EU’s 25% levy on US imports set to hit charter market

The European Commission’s additional duty of 25% on a number of US imports is now set to affect US built charter yachts entering EU waters.

The defiant measures were originally adopted by the EU in June 2018 in response to US enforced tariffs on steel and aluminium, and were applied to all “sea going boats and yachts, with or without auxiliary motor, for pleasure or sports” imported from the US.

Now, the European Committee for Professional Yachting (ECPY) has clarified that the 25% customs tax will also affect US built yachts in the European charter market.

The body clarified that the tax will not apply to privately registered and privately used US built yachts, which will be permitted to sail in EU waters. This is on the condition they respect the temporary admission of 18 months for private use.

The body also revealed that it is set to meet with EU customs imminently to further clarify the measures and how they will affect the chartering of US built yachts in EU waters.

The news comes after US shipbuilding was rocked by the additional taxation, announced in June 2018.

Nicole Vasilaros, Senior VP of Government Relations and Legal Affairs at the National Marine Manufacturers Association (NMMA), previously told Boat International the trade dispute between the US and EU had led to cancelled orders at US shipyards. The “significant” 25% duty increase made the European market “basically unmarketable” for US shipbuilders, she said.

“It’s impossible to absorb that cost – there are other boat builders that can fill up that gap and we’ve heard from manufacturers that they’re having orders cancelled,” she said. “For many US builders between 10% and 30% of their business is exports. This is definitely causing an impact.”

Christensen currently has two yachts under construction

While most builders were able to avoid the cancellation of orders, Vasilaros voiced concern that affected builders would soon be forced to make job cuts. “You can’t go on having orders cancelled and not sustain a hit in your workforce,” she warned.

While recognising the “enormous” 25% levy, President of US based shipyard Christensen, Jim Gilbert, said that no prospective client had mentioned the tariffs. He suggested the true effect of the trade war between the EU and the US would be felt in “market deterioration”.

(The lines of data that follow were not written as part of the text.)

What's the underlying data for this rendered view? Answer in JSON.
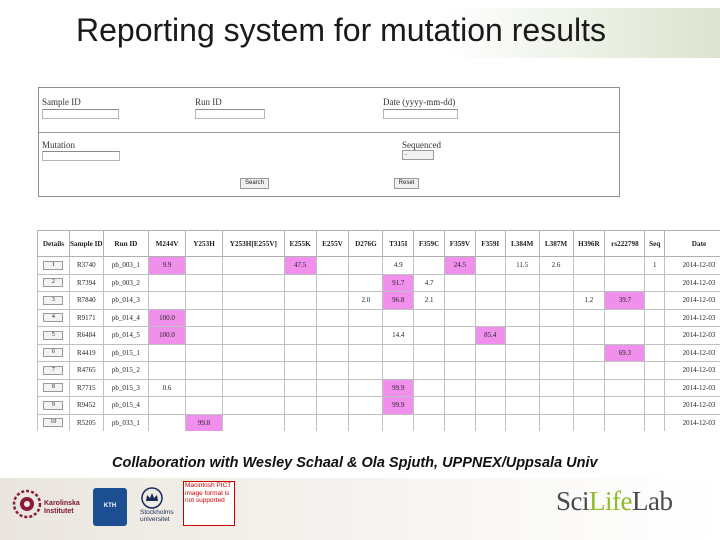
{
  "slide": {
    "title": "Reporting system for mutation results",
    "credit": "Collaboration with Wesley Schaal & Ola Spjuth, UPPNEX/Uppsala Univ"
  },
  "search_form": {
    "sample_id_label": "Sample ID",
    "run_id_label": "Run ID",
    "date_label": "Date (yyyy-mm-dd)",
    "mutation_label": "Mutation",
    "sequenced_label": "Sequenced",
    "sequenced_value": "-",
    "search_button": "Search",
    "reset_button": "Reset"
  },
  "results": {
    "columns": [
      "Details",
      "Sample ID",
      "Run ID",
      "M244V",
      "Y253H",
      "Y253H[E255V]",
      "E255K",
      "E255V",
      "D276G",
      "T315I",
      "F359C",
      "F359V",
      "F359I",
      "L384M",
      "L387M",
      "H396R",
      "rs222798",
      "Seq",
      "Date"
    ],
    "rows": [
      {
        "details": "1",
        "sample": "R3740",
        "run": "pb_003_1",
        "cells": [
          "9.9",
          "",
          "",
          "47.5",
          "",
          "",
          "4.9",
          "",
          "24.5",
          "",
          "11.5",
          "2.6",
          "",
          "",
          "1"
        ],
        "hits": [
          true,
          false,
          false,
          true,
          false,
          false,
          false,
          false,
          true,
          false,
          false,
          false,
          false,
          false,
          false
        ],
        "date": "2014-12-03"
      },
      {
        "details": "2",
        "sample": "R7394",
        "run": "pb_003_2",
        "cells": [
          "",
          "",
          "",
          "",
          "",
          "",
          "91.7",
          "4.7",
          "",
          "",
          "",
          "",
          "",
          "",
          ""
        ],
        "hits": [
          false,
          false,
          false,
          false,
          false,
          false,
          true,
          false,
          false,
          false,
          false,
          false,
          false,
          false,
          false
        ],
        "date": "2014-12-03"
      },
      {
        "details": "3",
        "sample": "R7840",
        "run": "pb_014_3",
        "cells": [
          "",
          "",
          "",
          "",
          "",
          "2.0",
          "96.8",
          "2.1",
          "",
          "",
          "",
          "",
          "1.2",
          "39.7",
          ""
        ],
        "hits": [
          false,
          false,
          false,
          false,
          false,
          false,
          true,
          false,
          false,
          false,
          false,
          false,
          false,
          true,
          false
        ],
        "date": "2014-12-03"
      },
      {
        "details": "4",
        "sample": "R9171",
        "run": "pb_014_4",
        "cells": [
          "100.0",
          "",
          "",
          "",
          "",
          "",
          "",
          "",
          "",
          "",
          "",
          "",
          "",
          "",
          ""
        ],
        "hits": [
          true,
          false,
          false,
          false,
          false,
          false,
          false,
          false,
          false,
          false,
          false,
          false,
          false,
          false,
          false
        ],
        "date": "2014-12-03"
      },
      {
        "details": "5",
        "sample": "R6484",
        "run": "pb_014_5",
        "cells": [
          "100.0",
          "",
          "",
          "",
          "",
          "",
          "14.4",
          "",
          "",
          "85.4",
          "",
          "",
          "",
          "",
          ""
        ],
        "hits": [
          true,
          false,
          false,
          false,
          false,
          false,
          false,
          false,
          false,
          true,
          false,
          false,
          false,
          false,
          false
        ],
        "date": "2014-12-03"
      },
      {
        "details": "6",
        "sample": "R4419",
        "run": "pb_015_1",
        "cells": [
          "",
          "",
          "",
          "",
          "",
          "",
          "",
          "",
          "",
          "",
          "",
          "",
          "",
          "69.3",
          ""
        ],
        "hits": [
          false,
          false,
          false,
          false,
          false,
          false,
          false,
          false,
          false,
          false,
          false,
          false,
          false,
          true,
          false
        ],
        "date": "2014-12-03"
      },
      {
        "details": "7",
        "sample": "R4765",
        "run": "pb_015_2",
        "cells": [
          "",
          "",
          "",
          "",
          "",
          "",
          "",
          "",
          "",
          "",
          "",
          "",
          "",
          "",
          ""
        ],
        "hits": [
          false,
          false,
          false,
          false,
          false,
          false,
          false,
          false,
          false,
          false,
          false,
          false,
          false,
          false,
          false
        ],
        "date": "2014-12-03"
      },
      {
        "details": "8",
        "sample": "R7715",
        "run": "pb_015_3",
        "cells": [
          "0.6",
          "",
          "",
          "",
          "",
          "",
          "99.9",
          "",
          "",
          "",
          "",
          "",
          "",
          "",
          ""
        ],
        "hits": [
          false,
          false,
          false,
          false,
          false,
          false,
          true,
          false,
          false,
          false,
          false,
          false,
          false,
          false,
          false
        ],
        "date": "2014-12-03"
      },
      {
        "details": "9",
        "sample": "R9452",
        "run": "pb_015_4",
        "cells": [
          "",
          "",
          "",
          "",
          "",
          "",
          "99.9",
          "",
          "",
          "",
          "",
          "",
          "",
          "",
          ""
        ],
        "hits": [
          false,
          false,
          false,
          false,
          false,
          false,
          true,
          false,
          false,
          false,
          false,
          false,
          false,
          false,
          false
        ],
        "date": "2014-12-03"
      },
      {
        "details": "10",
        "sample": "R5205",
        "run": "pb_033_1",
        "cells": [
          "",
          "99.8",
          "",
          "",
          "",
          "",
          "",
          "",
          "",
          "",
          "",
          "",
          "",
          "",
          ""
        ],
        "hits": [
          false,
          true,
          false,
          false,
          false,
          false,
          false,
          false,
          false,
          false,
          false,
          false,
          false,
          false,
          false
        ],
        "date": "2014-12-03"
      }
    ],
    "hit_color": "#f090ec"
  },
  "logos": {
    "karolinska": "Karolinska Institutet",
    "karolinska_line1": "Karolinska",
    "karolinska_line2": "Institutet",
    "kth": "KTH",
    "stockholm_line1": "Stockholms",
    "stockholm_line2": "universitet",
    "pict_placeholder": "Macintosh PICT image format is not supported",
    "scilifelab_a": "Sci",
    "scilifelab_b": "Life",
    "scilifelab_c": "Lab"
  }
}
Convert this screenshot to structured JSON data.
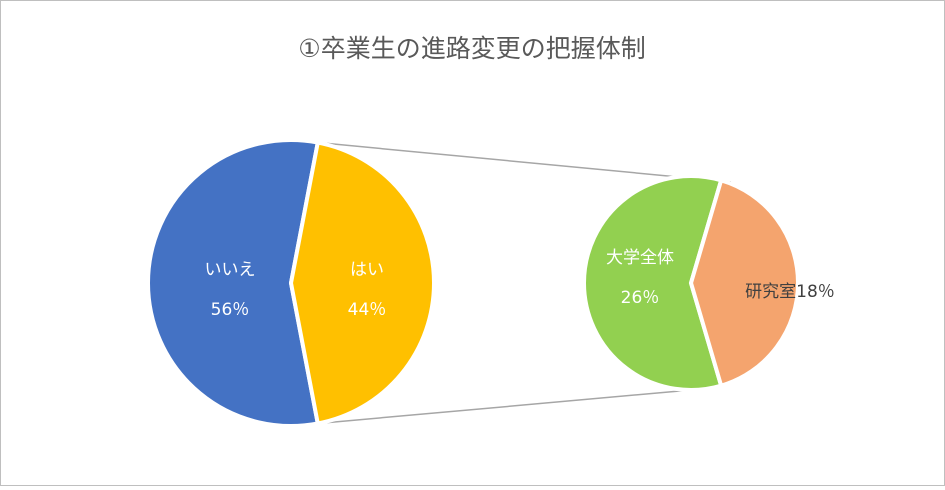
{
  "chart_data": [
    {
      "type": "pie",
      "title": "①卒業生の進路変更の把握体制",
      "categories": [
        "いいえ",
        "はい"
      ],
      "values": [
        56,
        44
      ],
      "value_labels": [
        "56％",
        "44％"
      ],
      "colors": [
        "#4472c4",
        "#ffc000"
      ]
    },
    {
      "type": "pie",
      "categories": [
        "大学全体",
        "研究室"
      ],
      "values": [
        26,
        18
      ],
      "value_labels": [
        "26％",
        "18％"
      ],
      "colors": [
        "#92d050",
        "#f4a46e"
      ]
    }
  ]
}
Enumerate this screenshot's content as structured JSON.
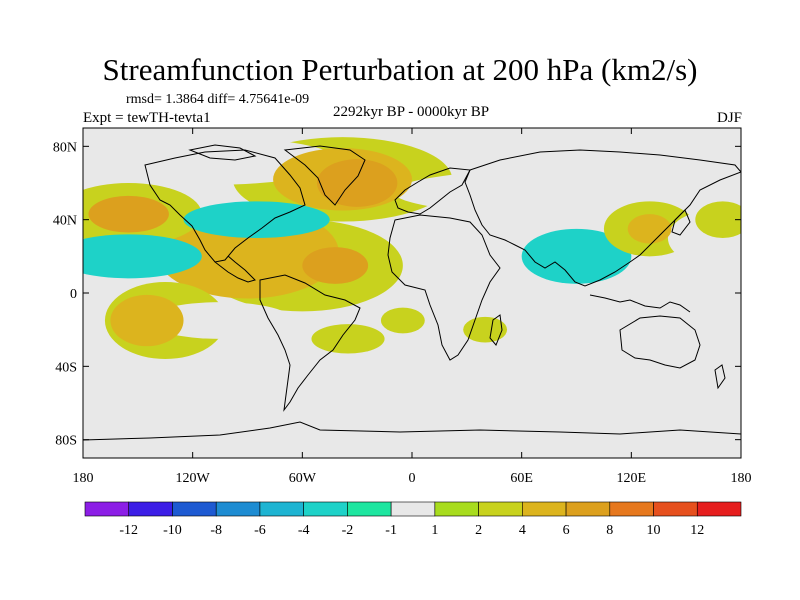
{
  "chart_data": {
    "type": "heatmap",
    "title": "Streamfunction Perturbation at 200 hPa (km2/s)",
    "subtitle_stats": "rmsd= 1.3864  diff= 4.75641e-09",
    "subtitle_period": "2292kyr BP - 0000kyr BP",
    "subtitle_experiment": "Expt = tewTH-tevta1",
    "subtitle_season": "DJF",
    "x_axis": {
      "range": [
        -180,
        180
      ],
      "ticks": [
        {
          "value": -180,
          "label": "180"
        },
        {
          "value": -120,
          "label": "120W"
        },
        {
          "value": -60,
          "label": "60W"
        },
        {
          "value": 0,
          "label": "0"
        },
        {
          "value": 60,
          "label": "60E"
        },
        {
          "value": 120,
          "label": "120E"
        },
        {
          "value": 180,
          "label": "180"
        }
      ]
    },
    "y_axis": {
      "range": [
        -90,
        90
      ],
      "ticks": [
        {
          "value": 80,
          "label": "80N"
        },
        {
          "value": 40,
          "label": "40N"
        },
        {
          "value": 0,
          "label": "0"
        },
        {
          "value": -40,
          "label": "40S"
        },
        {
          "value": -80,
          "label": "80S"
        }
      ]
    },
    "colorbar": {
      "colors": [
        "#8c1ee6",
        "#3c1ee6",
        "#1e5ad2",
        "#1e8cd2",
        "#1eb4d2",
        "#1ed2c8",
        "#1ee6a0",
        "#e8e8e8",
        "#a8dc1e",
        "#c8d21e",
        "#dcb41e",
        "#dca01e",
        "#e6781e",
        "#e6501e",
        "#e61e1e"
      ],
      "labels": [
        "-12",
        "-10",
        "-8",
        "-6",
        "-4",
        "-2",
        "-1",
        "1",
        "2",
        "4",
        "6",
        "8",
        "10",
        "12"
      ]
    },
    "features": [
      {
        "lon": -155,
        "lat": 43,
        "value": 6,
        "rx": 22,
        "ry": 10
      },
      {
        "lon": -155,
        "lat": 43,
        "value": 2,
        "rx": 40,
        "ry": 17
      },
      {
        "lon": -155,
        "lat": 20,
        "value": -3,
        "rx": 40,
        "ry": 12
      },
      {
        "lon": -90,
        "lat": 22,
        "value": 4,
        "rx": 50,
        "ry": 25
      },
      {
        "lon": -42,
        "lat": 15,
        "value": 6,
        "rx": 18,
        "ry": 10
      },
      {
        "lon": -60,
        "lat": 15,
        "value": 2,
        "rx": 55,
        "ry": 25
      },
      {
        "lon": -30,
        "lat": 60,
        "value": 6,
        "rx": 22,
        "ry": 13
      },
      {
        "lon": -38,
        "lat": 62,
        "value": 4,
        "rx": 38,
        "ry": 17
      },
      {
        "lon": -38,
        "lat": 62,
        "value": 2,
        "rx": 60,
        "ry": 23
      },
      {
        "lon": -85,
        "lat": 40,
        "value": -3,
        "rx": 40,
        "ry": 10
      },
      {
        "lon": -110,
        "lat": 72,
        "value": -1,
        "rx": 70,
        "ry": 13
      },
      {
        "lon": 90,
        "lat": 55,
        "value": -1,
        "rx": 100,
        "ry": 13
      },
      {
        "lon": 90,
        "lat": 20,
        "value": -3,
        "rx": 30,
        "ry": 15
      },
      {
        "lon": 130,
        "lat": 35,
        "value": 2,
        "rx": 25,
        "ry": 15
      },
      {
        "lon": 130,
        "lat": 35,
        "value": 4,
        "rx": 12,
        "ry": 8
      },
      {
        "lon": -145,
        "lat": -15,
        "value": 4,
        "rx": 20,
        "ry": 14
      },
      {
        "lon": -135,
        "lat": -15,
        "value": 2,
        "rx": 33,
        "ry": 21
      },
      {
        "lon": -105,
        "lat": -15,
        "value": -1,
        "rx": 40,
        "ry": 10
      },
      {
        "lon": -35,
        "lat": -25,
        "value": 2,
        "rx": 20,
        "ry": 8
      },
      {
        "lon": -30,
        "lat": -30,
        "value": -1,
        "rx": 20,
        "ry": 10
      },
      {
        "lon": -5,
        "lat": -15,
        "value": 2,
        "rx": 12,
        "ry": 7
      },
      {
        "lon": 45,
        "lat": -40,
        "value": -1,
        "rx": 25,
        "ry": 8
      },
      {
        "lon": 40,
        "lat": -20,
        "value": 2,
        "rx": 12,
        "ry": 7
      },
      {
        "lon": 150,
        "lat": -30,
        "value": -1,
        "rx": 30,
        "ry": 13
      },
      {
        "lon": 165,
        "lat": 30,
        "value": -1,
        "rx": 25,
        "ry": 15
      },
      {
        "lon": 170,
        "lat": 40,
        "value": 2,
        "rx": 15,
        "ry": 10
      }
    ]
  }
}
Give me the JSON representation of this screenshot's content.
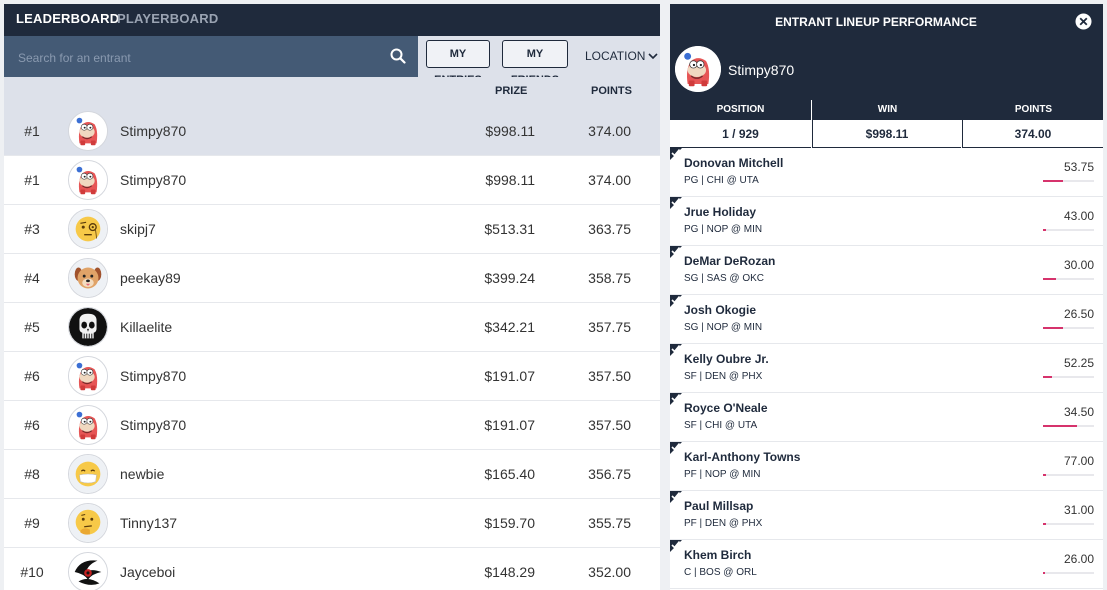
{
  "tabs": {
    "leaderboard": "LEADERBOARD",
    "playerboard": "PLAYERBOARD"
  },
  "search": {
    "placeholder": "Search for an entrant",
    "value": ""
  },
  "filters": {
    "my_entries": "MY ENTRIES",
    "my_friends": "MY FRIENDS",
    "location": "LOCATION"
  },
  "columns": {
    "prize": "PRIZE",
    "points": "POINTS"
  },
  "entries": [
    {
      "rank": "#1",
      "name": "Stimpy870",
      "prize": "$998.11",
      "points": "374.00",
      "avatar": "stimpy",
      "selected": true
    },
    {
      "rank": "#1",
      "name": "Stimpy870",
      "prize": "$998.11",
      "points": "374.00",
      "avatar": "stimpy"
    },
    {
      "rank": "#3",
      "name": "skipj7",
      "prize": "$513.31",
      "points": "363.75",
      "avatar": "monocle"
    },
    {
      "rank": "#4",
      "name": "peekay89",
      "prize": "$399.24",
      "points": "358.75",
      "avatar": "dog"
    },
    {
      "rank": "#5",
      "name": "Killaelite",
      "prize": "$342.21",
      "points": "357.75",
      "avatar": "punisher"
    },
    {
      "rank": "#6",
      "name": "Stimpy870",
      "prize": "$191.07",
      "points": "357.50",
      "avatar": "stimpy"
    },
    {
      "rank": "#6",
      "name": "Stimpy870",
      "prize": "$191.07",
      "points": "357.50",
      "avatar": "stimpy"
    },
    {
      "rank": "#8",
      "name": "newbie",
      "prize": "$165.40",
      "points": "356.75",
      "avatar": "mask"
    },
    {
      "rank": "#9",
      "name": "Tinny137",
      "prize": "$159.70",
      "points": "355.75",
      "avatar": "thinking"
    },
    {
      "rank": "#10",
      "name": "Jayceboi",
      "prize": "$148.29",
      "points": "352.00",
      "avatar": "tribal"
    }
  ],
  "lineup": {
    "title": "ENTRANT LINEUP PERFORMANCE",
    "entrant": "Stimpy870",
    "stats": [
      {
        "label": "POSITION",
        "value": "1 / 929"
      },
      {
        "label": "WIN",
        "value": "$998.11"
      },
      {
        "label": "POINTS",
        "value": "374.00"
      }
    ],
    "players": [
      {
        "name": "Donovan Mitchell",
        "info": "PG | CHI @ UTA",
        "points": "53.75",
        "progress": 0.4
      },
      {
        "name": "Jrue Holiday",
        "info": "PG | NOP @ MIN",
        "points": "43.00",
        "progress": 0.05
      },
      {
        "name": "DeMar DeRozan",
        "info": "SG | SAS @ OKC",
        "points": "30.00",
        "progress": 0.25
      },
      {
        "name": "Josh Okogie",
        "info": "SG | NOP @ MIN",
        "points": "26.50",
        "progress": 0.4
      },
      {
        "name": "Kelly Oubre Jr.",
        "info": "SF | DEN @ PHX",
        "points": "52.25",
        "progress": 0.17
      },
      {
        "name": "Royce O'Neale",
        "info": "SF | CHI @ UTA",
        "points": "34.50",
        "progress": 0.67
      },
      {
        "name": "Karl-Anthony Towns",
        "info": "PF | NOP @ MIN",
        "points": "77.00",
        "progress": 0.05
      },
      {
        "name": "Paul Millsap",
        "info": "PF | DEN @ PHX",
        "points": "31.00",
        "progress": 0.05
      },
      {
        "name": "Khem Birch",
        "info": "C | BOS @ ORL",
        "points": "26.00",
        "progress": 0.04
      }
    ]
  },
  "colors": {
    "navy": "#1f2a3c",
    "search_bg": "#445a75",
    "accent": "#d6336c",
    "header_bg": "#dde1ea"
  }
}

“I can hear our competitors in Europe using the prospective tariffs as a way of discouraging their clients from looking across the pond for a boat,” he said. However, he described yacht owners as “savvy folks” who do not scare easily.

The NMMA called on President Trump to end the escalating trade dispute

“I think many buyers who are thinking over the two to three-year term of construction would assume, as I am assuming right now, that this is a lot of strutting and chest-puffing, and ultimately will not take place.”

He added, “There is simply too much for the US to lose in any trade war, especially with important, friendly European nations.” This was echoed by Vasilaros who said she hoped for a “quick resolution”.

However, the NMMA joined the International Council of Marine Industry Association and the European Boating Industry to call on President Trump to end the escalating trade dispute.

In a letter addressed to President Trump, the presidents of all three organisations said the dispute had “effectively frozen the export market” and led to “marine dealers in the EU and Canada to cancel orders of US built boats”.

The letter continued, “Without a solution that immediately withdraws these tariffs or exempts key allies, the marine industry – and the global economy – will suffer.”